Date of Completion

4-13-2016

Embargo Period

4-13-2018

Keywords

Political Economy of Health; Critical Medical Anthropology; Health and Immigration; Health and Human Rights

Major Advisor

Dr. Merrill Singer

Associate Advisor

Dr. Sarah Willen

Associate Advisor

Dr. Karen Breda

Field of Study

Anthropology

Degree

Doctor of Philosophy

Open Access

Open Access

Abstract

Using the framework of critical medical anthropology “Health Care Experiences of the Uninsured at the Dawn of the 21st Century” investigates how those lacking health insurance in a U.S. mid-sized northeastern city strive to meet their health care needs. Fieldwork was based on in-depth semi-structured interviews, participant observation, and demographic data of patients who sought care at a non-government, non-profit primary care mobile health clinic, between November 2012 and July 2013. In addition to exploration of health care seeking strategies, I investigated how migration issues played an important role in the health and health care experiences of participants since 80% were born in another country. These participants exhibited symptoms of migration trauma to various degrees.
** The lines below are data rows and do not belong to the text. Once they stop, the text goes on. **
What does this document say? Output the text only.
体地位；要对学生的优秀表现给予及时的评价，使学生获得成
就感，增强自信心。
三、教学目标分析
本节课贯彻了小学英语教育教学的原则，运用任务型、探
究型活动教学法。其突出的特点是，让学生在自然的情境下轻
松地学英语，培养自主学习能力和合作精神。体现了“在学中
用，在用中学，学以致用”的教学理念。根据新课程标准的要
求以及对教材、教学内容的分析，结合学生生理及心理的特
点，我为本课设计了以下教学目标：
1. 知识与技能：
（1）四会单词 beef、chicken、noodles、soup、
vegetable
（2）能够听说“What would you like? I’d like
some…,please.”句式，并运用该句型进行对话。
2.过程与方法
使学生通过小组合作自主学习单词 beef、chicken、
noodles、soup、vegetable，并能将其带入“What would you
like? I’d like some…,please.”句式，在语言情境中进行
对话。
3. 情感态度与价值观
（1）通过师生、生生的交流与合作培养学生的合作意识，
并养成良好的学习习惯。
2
Their narratives described their anxiety, stress, and frustration as they struggled to meet family and financial obligations and the impacts these had on their health and well-being. Participants also explained how they utilized their support networks to overcome the financial and health care challenges they faced and described their views about the differences between right and deservingness in health care. This work highlights how individuals from this particularly vulnerable population experience the political economic forces that are behind the social origins of disease, and how migration also impacts health. It also sheds light on shortcomings of current biomedical system ideology, policies and practices and highlights participants’ sufferer experiences, and their medical pluralism practices.